Menginjak usia remaja, sang ayah berbicara kepadanya dan membuatnya banting setir menjadi pemain bulu tangkis. Sebenarnya, saat itu Rexy sudah bermain di kompetisi sepak bola antar daerah. Namun situasinya sulit dan perkembangan sepak bola nasional juga belum menuju ke arah yang bagus.
Sang ayah mengatakan bulu tangkis Indonesia itu lebih dikenal dunia. Kalau Rexy bisa menjadi juara nasional, sangat besar peluang menjadi juara dunia. Berbeda dengan sepakbola yang punya 11 pemain, tapi skema permainan rusak jika tak kompak.
Rexy yang saat itu berusia 14 tahun mengikuti saran dari ayahnya. Dia lalu ikut seleksi untuk mewakili Maluku di pertandingan Pekan Olahraga Pelajar Seluruh Indonesia (POPSI). Dia berhasil maju mewakili Maluku, tapi gagal lolos dari babak grup. Meski begitu, pemerintah Maluku mengusulkannya untuk belajar di sekolah atlet Ragunan.
Pada 1985 Rexy terbang ke Jakarta menyusul sang kakak, Richard Mainaky, yang sudah lebih dulu menginjakan kaki di ibu kota. Rexy menunjukan kegigihan dan keseriusan dalam latihan sehingga dia menjadi penghuni tetap di Ragunan.

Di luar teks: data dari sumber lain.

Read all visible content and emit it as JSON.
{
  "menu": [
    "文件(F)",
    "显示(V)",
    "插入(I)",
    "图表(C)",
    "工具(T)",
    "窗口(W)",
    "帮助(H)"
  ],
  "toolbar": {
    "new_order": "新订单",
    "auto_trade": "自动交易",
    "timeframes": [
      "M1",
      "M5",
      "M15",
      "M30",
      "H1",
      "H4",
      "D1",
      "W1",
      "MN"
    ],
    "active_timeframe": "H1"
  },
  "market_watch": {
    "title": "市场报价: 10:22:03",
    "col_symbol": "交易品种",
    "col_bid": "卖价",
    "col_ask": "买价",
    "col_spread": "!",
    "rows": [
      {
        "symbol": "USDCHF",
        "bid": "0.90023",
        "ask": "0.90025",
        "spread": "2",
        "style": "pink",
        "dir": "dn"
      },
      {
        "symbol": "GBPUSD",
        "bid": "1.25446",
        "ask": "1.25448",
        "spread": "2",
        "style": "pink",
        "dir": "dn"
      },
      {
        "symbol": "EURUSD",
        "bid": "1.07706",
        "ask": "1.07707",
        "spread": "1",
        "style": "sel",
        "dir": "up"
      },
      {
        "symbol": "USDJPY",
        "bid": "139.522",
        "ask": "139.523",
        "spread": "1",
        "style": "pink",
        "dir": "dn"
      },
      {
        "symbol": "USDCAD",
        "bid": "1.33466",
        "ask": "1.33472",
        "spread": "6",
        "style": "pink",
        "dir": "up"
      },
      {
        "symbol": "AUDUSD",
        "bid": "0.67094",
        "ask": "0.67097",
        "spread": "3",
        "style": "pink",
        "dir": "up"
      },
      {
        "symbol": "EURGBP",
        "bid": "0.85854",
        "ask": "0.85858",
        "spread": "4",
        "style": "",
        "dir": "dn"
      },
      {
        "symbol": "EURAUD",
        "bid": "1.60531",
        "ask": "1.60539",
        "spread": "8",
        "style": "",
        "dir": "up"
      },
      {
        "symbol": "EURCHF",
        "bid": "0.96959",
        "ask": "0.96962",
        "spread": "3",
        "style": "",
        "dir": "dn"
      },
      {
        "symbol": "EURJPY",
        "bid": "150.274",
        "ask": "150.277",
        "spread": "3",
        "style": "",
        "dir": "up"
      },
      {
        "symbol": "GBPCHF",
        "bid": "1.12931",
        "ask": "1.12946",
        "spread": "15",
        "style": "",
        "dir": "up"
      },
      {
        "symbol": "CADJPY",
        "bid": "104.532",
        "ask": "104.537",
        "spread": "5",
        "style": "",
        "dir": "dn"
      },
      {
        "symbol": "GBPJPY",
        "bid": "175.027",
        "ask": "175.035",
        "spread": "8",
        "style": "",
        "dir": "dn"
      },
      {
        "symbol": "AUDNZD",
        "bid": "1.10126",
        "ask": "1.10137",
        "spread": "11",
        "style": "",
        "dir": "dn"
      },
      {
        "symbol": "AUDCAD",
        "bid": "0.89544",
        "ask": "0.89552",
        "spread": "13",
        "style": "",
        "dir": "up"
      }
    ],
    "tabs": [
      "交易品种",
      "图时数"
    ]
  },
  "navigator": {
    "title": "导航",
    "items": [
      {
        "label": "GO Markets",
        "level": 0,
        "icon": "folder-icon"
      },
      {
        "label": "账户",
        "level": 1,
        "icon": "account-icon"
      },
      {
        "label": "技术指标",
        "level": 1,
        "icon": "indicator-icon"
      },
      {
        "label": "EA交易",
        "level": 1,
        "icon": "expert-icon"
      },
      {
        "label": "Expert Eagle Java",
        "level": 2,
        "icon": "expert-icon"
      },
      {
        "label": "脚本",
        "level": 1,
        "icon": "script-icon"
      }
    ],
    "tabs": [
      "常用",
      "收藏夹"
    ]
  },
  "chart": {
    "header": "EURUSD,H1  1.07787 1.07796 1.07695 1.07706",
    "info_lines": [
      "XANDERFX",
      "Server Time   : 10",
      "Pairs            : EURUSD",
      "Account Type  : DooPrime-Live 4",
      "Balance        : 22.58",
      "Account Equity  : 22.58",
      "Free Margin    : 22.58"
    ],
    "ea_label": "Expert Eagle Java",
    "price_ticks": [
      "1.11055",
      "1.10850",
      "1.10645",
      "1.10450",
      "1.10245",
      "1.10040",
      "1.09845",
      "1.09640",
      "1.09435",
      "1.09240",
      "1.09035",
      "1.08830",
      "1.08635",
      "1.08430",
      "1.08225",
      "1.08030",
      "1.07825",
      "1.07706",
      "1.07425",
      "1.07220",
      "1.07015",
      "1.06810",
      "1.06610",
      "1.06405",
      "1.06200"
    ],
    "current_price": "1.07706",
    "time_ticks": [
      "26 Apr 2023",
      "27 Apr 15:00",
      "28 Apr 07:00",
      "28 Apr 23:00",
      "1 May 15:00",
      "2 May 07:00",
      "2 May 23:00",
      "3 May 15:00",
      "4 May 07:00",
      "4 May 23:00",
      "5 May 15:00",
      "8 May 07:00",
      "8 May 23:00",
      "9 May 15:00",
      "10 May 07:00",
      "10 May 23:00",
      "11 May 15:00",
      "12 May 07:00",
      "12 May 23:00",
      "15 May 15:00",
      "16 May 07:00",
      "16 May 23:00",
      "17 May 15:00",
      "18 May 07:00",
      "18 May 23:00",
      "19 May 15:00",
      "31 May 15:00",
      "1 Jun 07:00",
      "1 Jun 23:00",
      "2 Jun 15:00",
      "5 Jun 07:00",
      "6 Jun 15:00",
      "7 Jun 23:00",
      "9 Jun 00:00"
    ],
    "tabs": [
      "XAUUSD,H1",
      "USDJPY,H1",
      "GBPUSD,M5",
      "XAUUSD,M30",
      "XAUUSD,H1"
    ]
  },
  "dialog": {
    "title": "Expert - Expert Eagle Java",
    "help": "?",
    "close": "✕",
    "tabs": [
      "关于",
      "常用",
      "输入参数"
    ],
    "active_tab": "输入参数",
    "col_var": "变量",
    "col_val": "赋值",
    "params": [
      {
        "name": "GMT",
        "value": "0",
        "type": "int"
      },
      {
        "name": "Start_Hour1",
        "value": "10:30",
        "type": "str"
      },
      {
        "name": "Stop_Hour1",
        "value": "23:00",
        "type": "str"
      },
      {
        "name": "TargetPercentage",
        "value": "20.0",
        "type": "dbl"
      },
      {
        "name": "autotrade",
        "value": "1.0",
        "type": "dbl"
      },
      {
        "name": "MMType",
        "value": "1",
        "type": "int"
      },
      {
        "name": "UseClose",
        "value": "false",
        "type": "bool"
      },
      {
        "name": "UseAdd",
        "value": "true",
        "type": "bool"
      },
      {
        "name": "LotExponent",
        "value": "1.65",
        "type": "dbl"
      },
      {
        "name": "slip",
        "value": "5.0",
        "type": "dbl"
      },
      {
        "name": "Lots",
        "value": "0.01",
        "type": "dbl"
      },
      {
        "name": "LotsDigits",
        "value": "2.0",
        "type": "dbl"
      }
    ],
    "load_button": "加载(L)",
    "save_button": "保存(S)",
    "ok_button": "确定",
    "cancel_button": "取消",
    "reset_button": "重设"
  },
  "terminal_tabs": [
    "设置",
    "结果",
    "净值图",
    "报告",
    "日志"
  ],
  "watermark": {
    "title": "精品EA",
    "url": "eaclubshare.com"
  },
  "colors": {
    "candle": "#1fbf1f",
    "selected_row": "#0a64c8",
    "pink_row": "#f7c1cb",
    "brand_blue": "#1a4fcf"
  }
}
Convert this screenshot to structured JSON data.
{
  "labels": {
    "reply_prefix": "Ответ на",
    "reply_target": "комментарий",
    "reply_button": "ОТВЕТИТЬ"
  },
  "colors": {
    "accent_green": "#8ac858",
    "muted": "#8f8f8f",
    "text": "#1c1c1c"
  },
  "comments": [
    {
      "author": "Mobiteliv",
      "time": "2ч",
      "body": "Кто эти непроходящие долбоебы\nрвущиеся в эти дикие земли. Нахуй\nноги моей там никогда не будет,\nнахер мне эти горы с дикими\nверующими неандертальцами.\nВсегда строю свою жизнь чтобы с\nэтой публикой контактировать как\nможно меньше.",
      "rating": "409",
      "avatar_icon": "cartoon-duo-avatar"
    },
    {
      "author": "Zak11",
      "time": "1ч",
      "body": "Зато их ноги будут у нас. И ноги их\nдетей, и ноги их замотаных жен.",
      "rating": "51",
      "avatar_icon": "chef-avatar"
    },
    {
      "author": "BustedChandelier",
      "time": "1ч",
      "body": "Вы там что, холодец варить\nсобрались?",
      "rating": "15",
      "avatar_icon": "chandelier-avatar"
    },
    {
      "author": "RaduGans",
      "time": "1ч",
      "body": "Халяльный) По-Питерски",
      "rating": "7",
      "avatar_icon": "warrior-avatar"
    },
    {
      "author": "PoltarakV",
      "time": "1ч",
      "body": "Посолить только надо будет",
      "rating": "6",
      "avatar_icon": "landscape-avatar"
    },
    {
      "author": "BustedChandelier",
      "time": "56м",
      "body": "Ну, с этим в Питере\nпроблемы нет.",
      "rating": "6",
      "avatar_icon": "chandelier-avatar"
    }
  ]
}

Rexy menjuarai Kejuaraan Pelajar se-ASEAN di Singapura. Dia juara di nomor tunggal dan ganda putra. Setelah lulus dari Ragunan, dia hampir bergabung dengan klub raksasa asal kudus PB Djarum. Namun, dia akhirnya bergabung dengan klub Tangkas setelah menerima saran dari Darius Pongoh.